One might attempt to rescue methodological likelihoodism by lowering one’s standards. **Perhaps no purely likelihood-based norms of commitment are among the canons of rationality, but such norms are nevertheless useful in practice when deployed judiciously.** This move may not appeal to most philosophers, but similar moves are common among statisticians (e.g. Chatfield 2001, Kass 2011, and Gelman 2011).

The idea that purely likelihood-based methods are useful when deployed judiciously is plausible only if those methods have some redeeming quality that at least partially compensates for the problems I discuss here. What could that redeeming quality be? Here are four candidates from (Royall 2000, 760):

- intuitive plausibility,
- consistency with other axioms and principles,
- objectivity, and
- desirable operational implications.

I am willing to grant 1-3 for the sake of argument. Those virtues are not sufficient, even jointly, to vindicate methodological likelihoodism. It still needs to be shown that methods based on likelihood functions alone can provide useful guidance for our commitments vis-à-vis hypotheses.
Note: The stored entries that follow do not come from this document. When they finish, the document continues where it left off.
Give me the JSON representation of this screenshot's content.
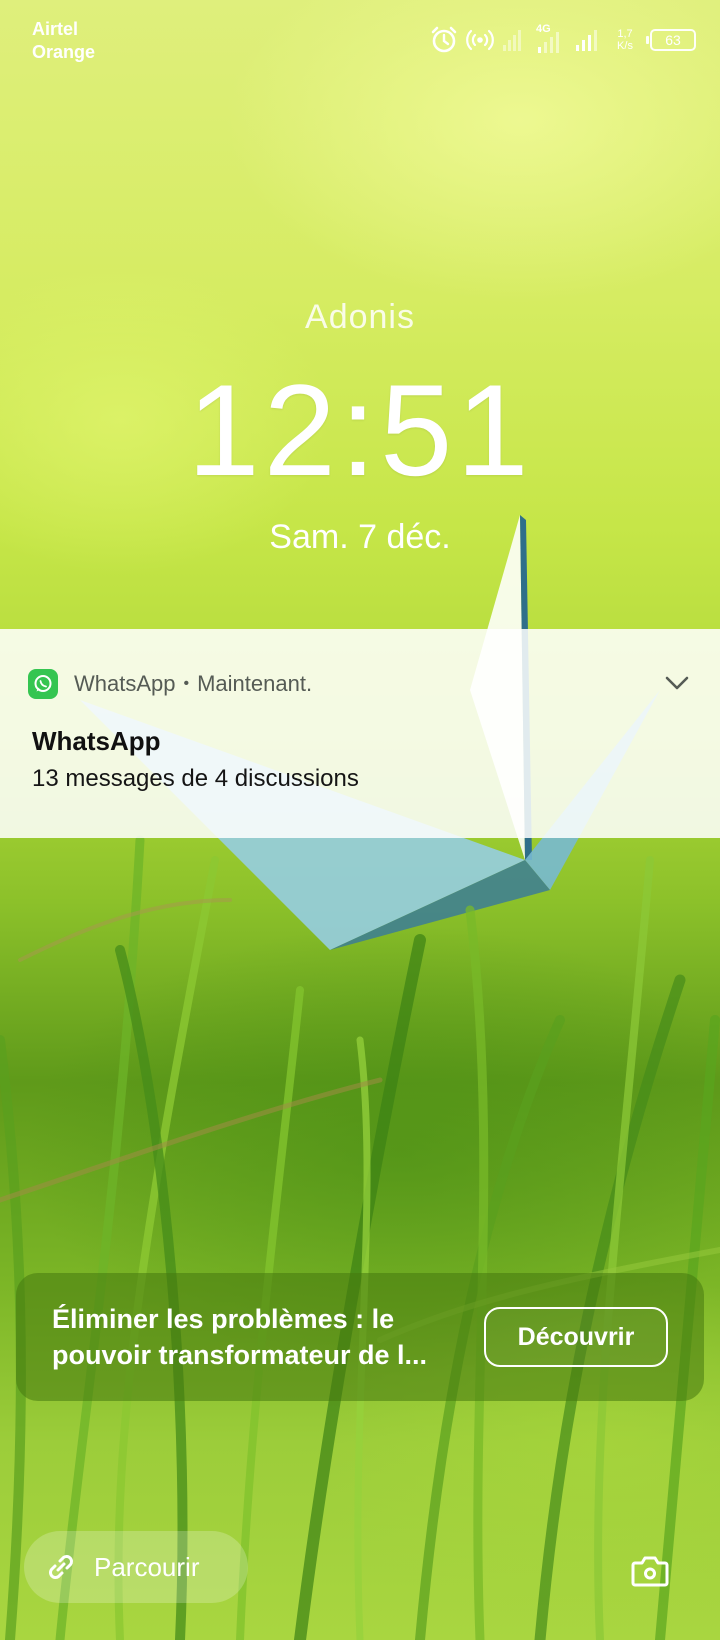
{
  "status_bar": {
    "carrier_1": "Airtel",
    "carrier_2": "Orange",
    "network_type": "4G",
    "speed_value": "1,7",
    "speed_unit": "K/s",
    "battery_level": "63",
    "icons": [
      "alarm-icon",
      "hotspot-icon",
      "signal-icon",
      "signal-icon",
      "battery-icon"
    ]
  },
  "lock_screen": {
    "owner_name": "Adonis",
    "time": "12:51",
    "date": "Sam. 7 déc."
  },
  "notification": {
    "app_name": "WhatsApp",
    "separator": "•",
    "timestamp": "Maintenant.",
    "title": "WhatsApp",
    "body": "13 messages de 4 discussions",
    "accent_color": "#35c551"
  },
  "promo": {
    "line_1": "Éliminer les problèmes : le",
    "line_2": "pouvoir transformateur de l...",
    "button_label": "Découvrir"
  },
  "bottom": {
    "browse_label": "Parcourir",
    "browse_icon": "link-icon",
    "camera_icon": "camera-icon"
  }
}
4 is prima facie more promising. It refers to the purported fact that purely likelihood-based methods are guaranteed to perform well in certain senses in the indefinite long run if used over and over again with varying data. Appeals to guarantees about long-run performance are the hallmark of frequentism, but Bayesians cite such results as well, perhaps most often in the form of convergence theorems (e.g. Doob 1949). The exact significance of various facts about long-run operating characteristics is a matter of dispute, but there is no disputing the basic idea that we want techniques that we can reasonably expect to yield good results.

### Why Appealing to Long-Run Operating Characteristics Does Not Help Methodological Likelihoodism

Unfortunately for this line of response, likelihoodist appeals to 4 generate many problems (see this post). The most damning of these problems is that **the operating characteristics that likelihoodists appeal to are not operating characteristics of purely likelihood-based methods**. Instead, they are operating characteristics of methods that use likelihood functions in a frequentist way.

Let me explain. By definition, purely likelihood-based methods are not sensitive to differences between experimental outcomes that are not reflected in the likelihood function. One such fact concerns the distinction between *fixed* and *random* hypotheses. Fixed hypotheses are specified without reference to the data, while random hypotheses are specified in terms of the data. For instance, the hypothesis that the mean of the distribution that produced the data is *zero* is a fixed hypothesis, while the hypothesis that it is the *sample average* (the sum of the data values divided by the number of data values) is a random hypothesis, because the value of the sample average depends on the data while the value of the number zero does not.

Unlike purely likelihood-based methods, frequentist methods violate the likelihood principle by being sensitive to the distinction between fixed and random hypotheses. A frequentist may draw different conclusions about the hypothesis that the mean of a distribution is zero depending on whether he or she set out to test the hypothesis that the mean is zero or set out to test the hypothesis that the mean is the sample average, which turned out to be zero.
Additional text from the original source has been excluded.